Os impasses financeiros relacionados a subsídios e tarifas têm sido um dos principais motivos para o não avanço das negociações entre os sindicatos envolvidos na greve dos rodoviários. A falta de acordo tem gerado consequências para a população, com a paralisação do sistema urbano de transporte público. O MPT ressalta que decisões judiciais anteriores, que determinavam a circulação mínima de ônibus durante a greve, não estão sendo cumpridas, o que motivou o pedido de medidas mais rigorosas por parte do órgão.
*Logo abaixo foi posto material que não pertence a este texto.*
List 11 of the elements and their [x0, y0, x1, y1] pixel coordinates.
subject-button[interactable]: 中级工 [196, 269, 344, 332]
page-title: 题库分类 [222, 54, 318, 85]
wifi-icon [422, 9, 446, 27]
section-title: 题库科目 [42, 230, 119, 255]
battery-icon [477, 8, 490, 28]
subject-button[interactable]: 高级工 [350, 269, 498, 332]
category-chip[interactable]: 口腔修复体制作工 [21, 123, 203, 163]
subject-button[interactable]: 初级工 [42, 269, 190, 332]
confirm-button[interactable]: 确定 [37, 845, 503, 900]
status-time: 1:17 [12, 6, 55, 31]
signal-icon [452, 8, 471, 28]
Cabe destacar que o reajuste de 6% solicitado teria caráter provisório e seria aplicado aos salários e ao auxílio alimentação dos rodoviários. O Tribunal analisará o mérito do dissídio e o percentual só passará a valer após o fim da greve e a retomada total da frota. Até o momento, o Sindicato dos Rodoviários, o Sindicato das Empresas de Transporte e a Prefeitura de São Luís não se pronunciaram sobre o pedido do MPT.

Enquanto as negociações seguem sem avanço, os ônibus que operam as linhas do transporte semiurbano voltaram a circular depois de um acordo que previu um reajuste de 5,5% para a categoria. O acordo também incluiu benefícios como plano odontológico, seguro de vida, auxílio funeral, entre outros. Apesar disso, as reivindicações dos rodoviários incluem um reajuste salarial de 12% e melhorias nos benefícios.

A expectativa é que uma nova rodada de negociações seja realizada em breve para buscar soluções que atendam às demandas dos rodoviários e permitam o retorno completo dos serviços de transporte público em São Luís. Enquanto isso, as consequências da paralisação continuam afetando a mobilidade da população e gerando preocupações tanto para os trabalhadores quanto para as empresas envolvidas no setor de transporte. É fundamental que as partes envolvidas busquem um entendimento mútuo para superar os impasses e garantir um serviço de qualidade para a sociedade.